Test to make sure secondary is read-only
pgautofailover-2:
-bash-4.2$ psql
psql (12.6 (VMware Postgres 12.6.1))
Type "help" for help.
postgres=# create table kevin (id int);
ERROR: cannot execute CREATE TABLE in a read-only transaction
pgautofailover-1:
-bash-4.2$ psql
psql (12.6 (VMware Postgres 12.6.1))
Type "help" for help.
postgres=# create table kevin (id int);
CREATE TABLE
Graceful failover test
-bash-4.2$ pg_autoctl perform failover
20:00:02 27286 INFO Listening monitor notifications about state changes in formation "default" and group 0
20:00:02 27286 INFO Following table displays times when notifications are received
Time | Name | Node | Host:Port | Current State | Assigned State
---------+--------+-------+---------------------+---------------------+--------------------
20:00:02 | node_1 | 1 | autofailover-1:5432 | primary | draining
20:00:02 | node_2 | 2 | autofailover-2:5432 | secondary | prepare_promotion
20:00:02 | node_2 | 2 | autofailover-2:5432 | prepare_promotion | prepare_promotion
20:00:02 | node_2 | 2 | autofailover-2:5432 | prepare_promotion | stop_replication
20:00:02 | node_1 | 1 | autofailover-1:5432 | primary | demote_timeout
20:00:02 | node_1 | 1 | autofailover-1:5432 | draining | demote_timeout
20:00:02 | node_1 | 1 | autofailover-1:5432 | demote_timeout | demote_timeout
20:00:03 | node_2 | 2 | autofailover-2:5432 | stop_replication | stop_replication
20:00:03 | node_2 | 2 | autofailover-2:5432 | stop_replication | wait_primary
20:00:03 | node_1 | 1 | autofailover-1:5432 | demote_timeout | demoted
20:00:03 | node_1 | 1 | autofailover-1:5432 | demoted | demoted
20:00:03 | node_2 | 2 | autofailover-2:5432 | wait_primary | wait_primary
20:00:04 | node_1 | 1 | autofailover-1:5432 | demoted | catchingup
20:00:05 | node_1 | 1 | autofailover-1:5432 | catchingup | catchingup
20:00:05 | node_1 | 1 | autofailover-1:5432 | catchingup | secondary
20:00:05 | node_2 | 2 | autofailover-2:5432 | wait_primary | primary
20:00:05 | node_1 | 1 | autofailover-1:5432 | secondary | secondary
20:00:06 | node_2 | 2 | autofailover-2:5432 | primary | primary
-bash-4.2$ pg_autoctl show state
Name | Node | Host:Port | LSN | Reachable | Current State | Assigned State
-------+-------+---------------------+-----------+-----------+---------------------+--------------------
node_1 | 1 | autofailover-1:5432 | 0/50000D8 | yes | secondary | secondary
node_2 | 2 | autofailover-2:5432 | 0/50000D8 | yes | primary | primary
Note: By default, VMware Postgres will set
PGDATA as
/var/lib/pgpsql/data.

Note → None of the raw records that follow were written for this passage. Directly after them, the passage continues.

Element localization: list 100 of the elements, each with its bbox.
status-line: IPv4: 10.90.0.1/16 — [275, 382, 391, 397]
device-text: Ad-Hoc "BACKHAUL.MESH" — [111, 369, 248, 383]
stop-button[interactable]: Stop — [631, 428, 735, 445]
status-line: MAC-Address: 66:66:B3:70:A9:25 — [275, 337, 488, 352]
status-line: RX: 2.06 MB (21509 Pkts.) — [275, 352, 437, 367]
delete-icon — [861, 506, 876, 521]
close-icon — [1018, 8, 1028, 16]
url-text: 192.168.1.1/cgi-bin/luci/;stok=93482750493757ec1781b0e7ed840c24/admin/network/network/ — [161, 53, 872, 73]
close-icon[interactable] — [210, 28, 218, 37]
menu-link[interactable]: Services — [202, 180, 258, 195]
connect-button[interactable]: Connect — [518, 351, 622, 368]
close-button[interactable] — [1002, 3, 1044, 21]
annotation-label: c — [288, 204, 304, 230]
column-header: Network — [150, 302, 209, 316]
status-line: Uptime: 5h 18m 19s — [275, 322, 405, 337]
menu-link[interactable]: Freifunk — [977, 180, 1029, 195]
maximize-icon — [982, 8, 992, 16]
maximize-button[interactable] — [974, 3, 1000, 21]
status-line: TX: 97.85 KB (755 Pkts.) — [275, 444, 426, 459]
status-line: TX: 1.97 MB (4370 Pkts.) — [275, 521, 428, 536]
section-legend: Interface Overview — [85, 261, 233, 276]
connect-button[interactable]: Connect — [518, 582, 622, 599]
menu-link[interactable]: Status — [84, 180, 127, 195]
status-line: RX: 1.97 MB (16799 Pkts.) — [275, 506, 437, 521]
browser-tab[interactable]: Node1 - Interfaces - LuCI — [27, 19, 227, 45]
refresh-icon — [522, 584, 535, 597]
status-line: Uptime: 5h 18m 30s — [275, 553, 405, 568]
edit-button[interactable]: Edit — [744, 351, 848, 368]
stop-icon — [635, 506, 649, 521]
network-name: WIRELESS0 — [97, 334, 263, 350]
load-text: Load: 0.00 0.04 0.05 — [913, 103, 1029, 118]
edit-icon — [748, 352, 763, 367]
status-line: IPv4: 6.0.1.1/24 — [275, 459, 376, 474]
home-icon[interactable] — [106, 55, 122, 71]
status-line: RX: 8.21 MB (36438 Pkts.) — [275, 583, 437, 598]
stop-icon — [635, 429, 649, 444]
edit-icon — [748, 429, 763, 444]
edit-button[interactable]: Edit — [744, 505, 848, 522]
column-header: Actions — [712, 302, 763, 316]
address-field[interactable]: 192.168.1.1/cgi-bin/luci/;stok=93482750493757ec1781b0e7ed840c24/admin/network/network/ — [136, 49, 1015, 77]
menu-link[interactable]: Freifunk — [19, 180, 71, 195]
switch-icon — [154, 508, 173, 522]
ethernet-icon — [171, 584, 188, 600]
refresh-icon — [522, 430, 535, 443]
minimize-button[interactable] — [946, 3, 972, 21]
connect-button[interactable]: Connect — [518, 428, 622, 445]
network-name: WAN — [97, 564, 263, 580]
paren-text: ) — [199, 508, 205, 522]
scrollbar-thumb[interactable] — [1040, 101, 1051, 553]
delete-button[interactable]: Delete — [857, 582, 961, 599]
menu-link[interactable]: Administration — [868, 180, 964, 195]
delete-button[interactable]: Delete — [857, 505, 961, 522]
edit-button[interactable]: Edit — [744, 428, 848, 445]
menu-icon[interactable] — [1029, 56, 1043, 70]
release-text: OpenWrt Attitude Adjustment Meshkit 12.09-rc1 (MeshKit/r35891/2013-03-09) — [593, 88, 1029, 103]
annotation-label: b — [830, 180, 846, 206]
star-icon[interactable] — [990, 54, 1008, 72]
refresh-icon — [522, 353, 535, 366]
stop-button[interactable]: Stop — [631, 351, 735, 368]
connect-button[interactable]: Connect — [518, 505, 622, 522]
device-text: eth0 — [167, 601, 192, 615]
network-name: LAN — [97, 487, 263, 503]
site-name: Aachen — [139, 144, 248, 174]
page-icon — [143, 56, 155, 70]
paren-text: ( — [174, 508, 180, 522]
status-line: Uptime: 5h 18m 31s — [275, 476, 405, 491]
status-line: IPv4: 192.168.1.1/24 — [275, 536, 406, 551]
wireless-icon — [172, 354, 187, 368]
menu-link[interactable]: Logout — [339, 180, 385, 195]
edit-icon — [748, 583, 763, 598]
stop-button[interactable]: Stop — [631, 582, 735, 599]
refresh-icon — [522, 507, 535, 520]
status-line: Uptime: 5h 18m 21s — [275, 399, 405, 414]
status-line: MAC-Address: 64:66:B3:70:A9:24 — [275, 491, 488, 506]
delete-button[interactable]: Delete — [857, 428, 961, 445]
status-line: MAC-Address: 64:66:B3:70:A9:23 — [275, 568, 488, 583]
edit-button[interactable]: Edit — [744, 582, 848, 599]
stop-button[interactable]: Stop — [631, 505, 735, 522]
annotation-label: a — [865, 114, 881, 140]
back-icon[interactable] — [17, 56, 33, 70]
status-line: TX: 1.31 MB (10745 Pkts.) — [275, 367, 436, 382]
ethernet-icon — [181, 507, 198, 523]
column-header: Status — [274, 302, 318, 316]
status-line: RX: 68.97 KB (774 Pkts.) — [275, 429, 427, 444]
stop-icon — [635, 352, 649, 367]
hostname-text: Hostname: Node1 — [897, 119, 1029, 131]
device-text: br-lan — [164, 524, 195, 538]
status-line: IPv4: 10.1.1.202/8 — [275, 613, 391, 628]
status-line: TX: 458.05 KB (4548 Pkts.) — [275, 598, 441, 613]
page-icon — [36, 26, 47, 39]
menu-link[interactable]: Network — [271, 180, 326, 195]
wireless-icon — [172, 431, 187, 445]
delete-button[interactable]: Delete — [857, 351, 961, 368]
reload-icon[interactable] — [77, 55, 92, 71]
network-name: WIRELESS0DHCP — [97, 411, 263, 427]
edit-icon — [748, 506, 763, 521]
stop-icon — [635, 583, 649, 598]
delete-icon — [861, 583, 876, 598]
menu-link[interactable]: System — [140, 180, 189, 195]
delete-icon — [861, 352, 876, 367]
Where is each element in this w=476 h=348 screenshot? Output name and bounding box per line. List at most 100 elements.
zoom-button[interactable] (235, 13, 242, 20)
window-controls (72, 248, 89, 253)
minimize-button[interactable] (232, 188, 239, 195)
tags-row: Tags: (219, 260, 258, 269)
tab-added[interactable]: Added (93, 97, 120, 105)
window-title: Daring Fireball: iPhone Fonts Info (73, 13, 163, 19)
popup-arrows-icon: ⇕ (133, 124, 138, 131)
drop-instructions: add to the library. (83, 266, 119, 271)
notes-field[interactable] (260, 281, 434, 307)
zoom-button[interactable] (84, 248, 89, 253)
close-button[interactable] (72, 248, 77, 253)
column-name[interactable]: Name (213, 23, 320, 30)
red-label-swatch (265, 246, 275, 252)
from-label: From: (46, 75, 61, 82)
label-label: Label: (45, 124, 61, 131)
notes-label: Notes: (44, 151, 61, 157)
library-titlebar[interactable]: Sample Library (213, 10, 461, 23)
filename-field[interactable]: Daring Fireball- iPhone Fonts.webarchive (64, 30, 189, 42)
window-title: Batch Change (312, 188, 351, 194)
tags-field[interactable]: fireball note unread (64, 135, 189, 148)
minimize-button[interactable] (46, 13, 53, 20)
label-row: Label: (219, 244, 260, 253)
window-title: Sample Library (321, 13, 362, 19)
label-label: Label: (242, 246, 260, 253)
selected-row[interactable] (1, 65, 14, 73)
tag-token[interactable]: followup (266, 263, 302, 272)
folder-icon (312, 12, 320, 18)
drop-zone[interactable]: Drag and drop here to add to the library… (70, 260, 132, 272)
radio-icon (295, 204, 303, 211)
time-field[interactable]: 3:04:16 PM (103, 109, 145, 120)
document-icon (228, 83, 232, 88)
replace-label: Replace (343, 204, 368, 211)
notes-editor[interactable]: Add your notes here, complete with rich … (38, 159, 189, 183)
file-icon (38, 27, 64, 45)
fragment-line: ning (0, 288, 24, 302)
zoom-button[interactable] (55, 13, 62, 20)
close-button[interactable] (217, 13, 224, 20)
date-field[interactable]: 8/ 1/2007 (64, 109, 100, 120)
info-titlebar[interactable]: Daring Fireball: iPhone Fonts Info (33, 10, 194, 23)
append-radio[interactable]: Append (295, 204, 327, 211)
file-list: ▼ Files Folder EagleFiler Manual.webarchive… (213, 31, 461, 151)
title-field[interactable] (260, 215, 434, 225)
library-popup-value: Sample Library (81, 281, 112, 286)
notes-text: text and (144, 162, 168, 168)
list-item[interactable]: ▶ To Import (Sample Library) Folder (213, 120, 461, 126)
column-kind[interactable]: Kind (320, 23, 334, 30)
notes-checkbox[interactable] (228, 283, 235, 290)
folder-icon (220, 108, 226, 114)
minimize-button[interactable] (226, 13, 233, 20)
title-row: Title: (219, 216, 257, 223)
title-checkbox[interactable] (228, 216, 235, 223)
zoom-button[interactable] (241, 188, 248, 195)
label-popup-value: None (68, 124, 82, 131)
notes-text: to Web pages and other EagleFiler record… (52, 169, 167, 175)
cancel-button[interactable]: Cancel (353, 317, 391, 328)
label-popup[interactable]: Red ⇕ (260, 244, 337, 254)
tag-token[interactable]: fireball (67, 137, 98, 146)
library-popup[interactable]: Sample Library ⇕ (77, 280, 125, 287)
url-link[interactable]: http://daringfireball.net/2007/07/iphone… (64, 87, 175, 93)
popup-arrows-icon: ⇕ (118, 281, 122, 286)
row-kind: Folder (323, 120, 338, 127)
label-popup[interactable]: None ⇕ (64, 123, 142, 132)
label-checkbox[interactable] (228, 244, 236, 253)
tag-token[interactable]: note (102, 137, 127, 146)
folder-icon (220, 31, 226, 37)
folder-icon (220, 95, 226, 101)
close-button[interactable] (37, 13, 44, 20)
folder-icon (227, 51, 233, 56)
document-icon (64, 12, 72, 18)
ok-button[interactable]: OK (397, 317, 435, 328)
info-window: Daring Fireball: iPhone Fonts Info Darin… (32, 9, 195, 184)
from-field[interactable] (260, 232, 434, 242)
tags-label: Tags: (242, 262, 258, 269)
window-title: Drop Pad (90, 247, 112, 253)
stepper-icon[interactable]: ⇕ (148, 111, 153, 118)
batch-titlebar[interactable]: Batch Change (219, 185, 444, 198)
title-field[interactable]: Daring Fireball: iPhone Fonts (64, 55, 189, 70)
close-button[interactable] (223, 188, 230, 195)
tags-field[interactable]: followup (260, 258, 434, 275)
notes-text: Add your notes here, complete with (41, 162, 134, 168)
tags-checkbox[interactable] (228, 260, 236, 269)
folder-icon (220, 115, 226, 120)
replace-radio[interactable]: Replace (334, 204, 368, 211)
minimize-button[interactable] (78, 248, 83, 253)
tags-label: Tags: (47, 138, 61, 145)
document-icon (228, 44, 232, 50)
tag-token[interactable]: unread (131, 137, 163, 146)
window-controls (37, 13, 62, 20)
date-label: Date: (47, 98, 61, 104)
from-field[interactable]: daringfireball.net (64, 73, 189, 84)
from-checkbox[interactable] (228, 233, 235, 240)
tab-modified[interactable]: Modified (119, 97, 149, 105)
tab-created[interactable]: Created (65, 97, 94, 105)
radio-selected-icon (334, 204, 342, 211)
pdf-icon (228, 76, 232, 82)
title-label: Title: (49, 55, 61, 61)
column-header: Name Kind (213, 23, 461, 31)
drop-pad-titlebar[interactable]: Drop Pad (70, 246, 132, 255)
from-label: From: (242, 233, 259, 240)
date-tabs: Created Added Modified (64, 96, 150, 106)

If you use a different PGDATA when setting up Postgres,
pg_autoctl will give you this error message when getting state information:
-bash-4.2$ pg_autoctl show state
18:36:43 18482 ERROR Failed to open file "/var/lib/pgsql/.config/pg_autoctl/var/lib/pgsql/data/pg_autoctl.cfg": No such file or directory
18:36:43 18482 FATAL Failed to parse configuration file "/var/lib/pgsql/.config/pg_autoctl/var/lib/pgsql/data/pg_autoctl.cfg"
Set
PGDATA in
/var/lib/pgpsql/.bash_profile to the correct location.